The problem is that he still calls me out of the blue every few months. I've tried reasoning with him and it always ends up with me furiously angry and outdone and frankly hurt. I've told him that until he stops with this group and gets back to being the person I knew I cannot have any part of him. He got mad and called me closed-minded (he's conforming to very negative views with little question about them but I'm closed-minded? Oooookaaayyy.) and dropped out of my life. But a few months later, he called me back.
I can't really go into telling what he's into due to it's inflammatory nature. But it's way far away from anything I condone or would be a part of. How do I make it clear that I can't be involved with someone who believes as he does?
His mother and brother also abhor what he's doing, his mother is livid about it. She and I don't really talk about it much because it upsets us both.

aloe:
This happened about ten years ago. I had a friend that I'd see on occasion.  One time, she offered to send me a travel brochure after I had expressed interest in it.  She mailed it to me and I thanked her for it.

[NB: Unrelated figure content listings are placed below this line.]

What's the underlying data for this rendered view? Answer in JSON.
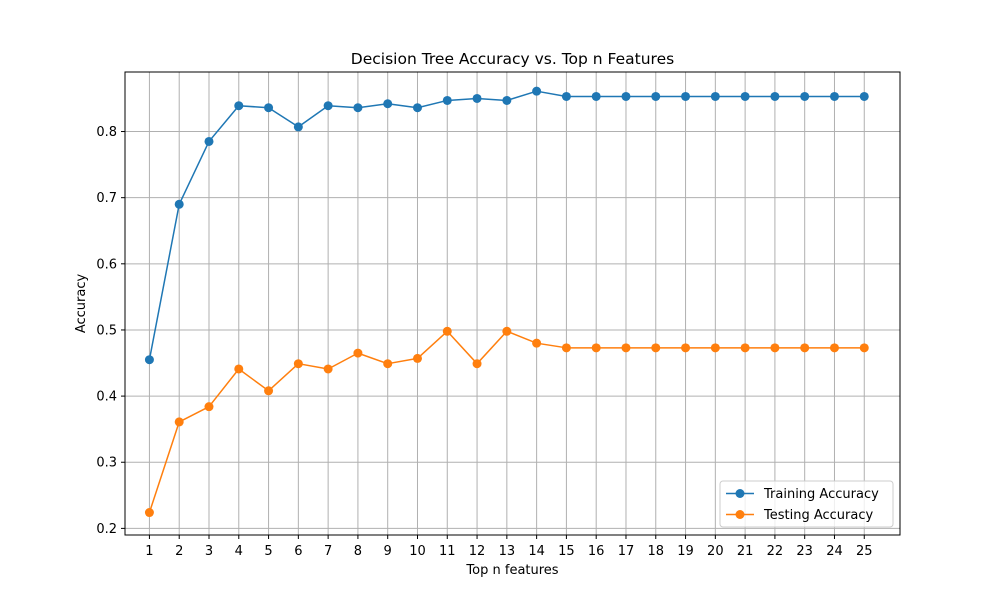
{
  "chart_data": {
    "type": "line",
    "title": "Decision Tree Accuracy vs. Top n Features",
    "xlabel": "Top n features",
    "ylabel": "Accuracy",
    "x": [
      1,
      2,
      3,
      4,
      5,
      6,
      7,
      8,
      9,
      10,
      11,
      12,
      13,
      14,
      15,
      16,
      17,
      18,
      19,
      20,
      21,
      22,
      23,
      24,
      25
    ],
    "xticks": [
      "1",
      "2",
      "3",
      "4",
      "5",
      "6",
      "7",
      "8",
      "9",
      "10",
      "11",
      "12",
      "13",
      "14",
      "15",
      "16",
      "17",
      "18",
      "19",
      "20",
      "21",
      "22",
      "23",
      "24",
      "25"
    ],
    "yticks": [
      "0.2",
      "0.3",
      "0.4",
      "0.5",
      "0.6",
      "0.7",
      "0.8"
    ],
    "xlim": [
      0.18,
      26.2
    ],
    "ylim": [
      0.19,
      0.89
    ],
    "grid": true,
    "legend_position": "lower-right",
    "series": [
      {
        "name": "Training Accuracy",
        "color": "#1f77b4",
        "marker": "circle",
        "values": [
          0.455,
          0.69,
          0.785,
          0.839,
          0.836,
          0.807,
          0.839,
          0.836,
          0.842,
          0.836,
          0.847,
          0.85,
          0.847,
          0.861,
          0.853,
          0.853,
          0.853,
          0.853,
          0.853,
          0.853,
          0.853,
          0.853,
          0.853,
          0.853,
          0.853
        ]
      },
      {
        "name": "Testing Accuracy",
        "color": "#ff7f0e",
        "marker": "circle",
        "values": [
          0.224,
          0.361,
          0.384,
          0.441,
          0.408,
          0.449,
          0.441,
          0.465,
          0.449,
          0.457,
          0.498,
          0.449,
          0.498,
          0.48,
          0.473,
          0.473,
          0.473,
          0.473,
          0.473,
          0.473,
          0.473,
          0.473,
          0.473,
          0.473,
          0.473
        ]
      }
    ]
  }
}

A few weeks later, I had lunch with her.  While we were eating, she asked me for the 29 cents she spent on postage for sending me the brochure.  I was floored and speechless, but I gave her the 29 cents.

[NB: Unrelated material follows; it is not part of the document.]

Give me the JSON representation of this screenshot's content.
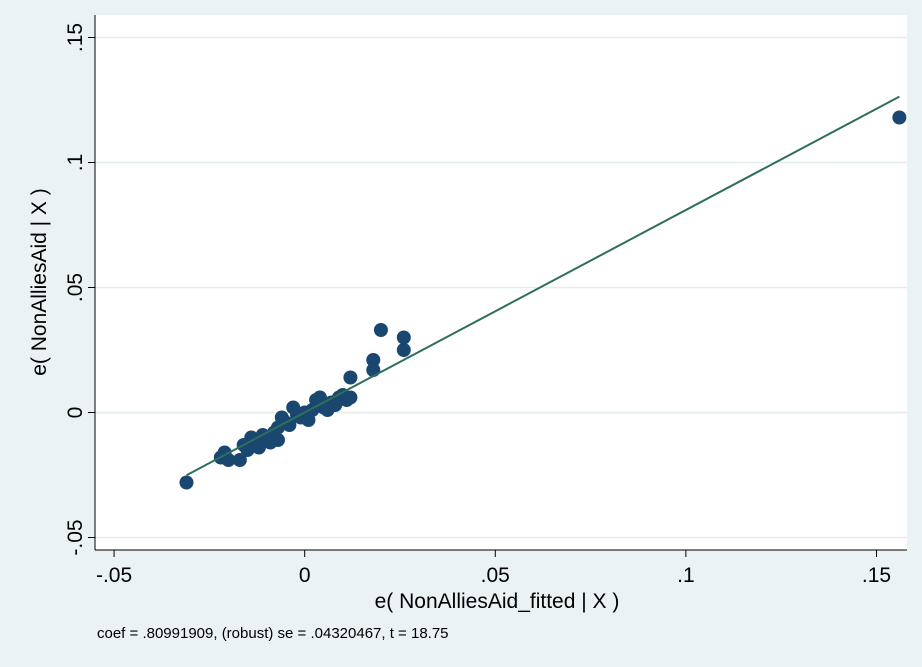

After lunch, I went grocery shopping with her.  She was checking out and realized that she needed to put something back because it was 5 cents too much.  There was a long line of customers behind us, and here she was what seemed like an eternity messing around about 5 cents.  She's not so poor that she has to count every cent.

I decided then and there that she was too weird and decided not to see her anymore.  I dodged her by telling her I was too busy whenever she tried to contact me. 

Gigi:
Auntie Venom, I'm sorry you've lost your friend.  It's really difficult when someone you love "goes over to the dark side." Is there any chance he's actually suffered some kind of breakdown which caused this personality change?

MsEva:
If you cannot accept the fact that his views are polar opposite from yours then it is time to end the friendship for your sake as well as his. I don't think that giving an ultimatium to him that he must change his views to maintain the friendship is the right thing to say either.

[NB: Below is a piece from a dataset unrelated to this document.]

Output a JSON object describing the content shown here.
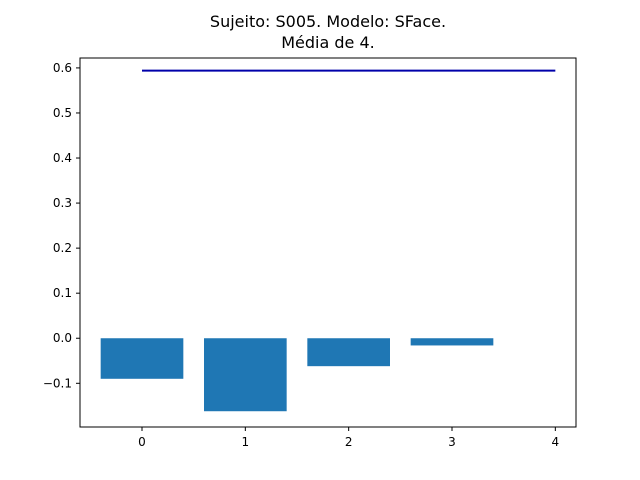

You say he is not stupid, so I'm guessing that he made his choices of his own free will. There's nothing you can do about that. Sometimes people will radically change their views for reasons known only to themselves.

All you can really do is end the friendship. The only explanation you need to give is that your lives have taken different paths. I wouldn't try to argue or reason with him, or get him to change his views. It hasn't worked and you're only hurting yourself.

{{{hugs}}} I lost a "brother" like that too, and it's an awful feeling.

ccnumber4:

--- Quote from: MsEva on January 16, 2007, 09:28:44 AM ---The only explanation you need to give is that your lives have taken different paths.
--- End quote ---

I think this is the way to go, here.  It's sad all around, but this response lays blame on no one and doesn't disrespect either of your views.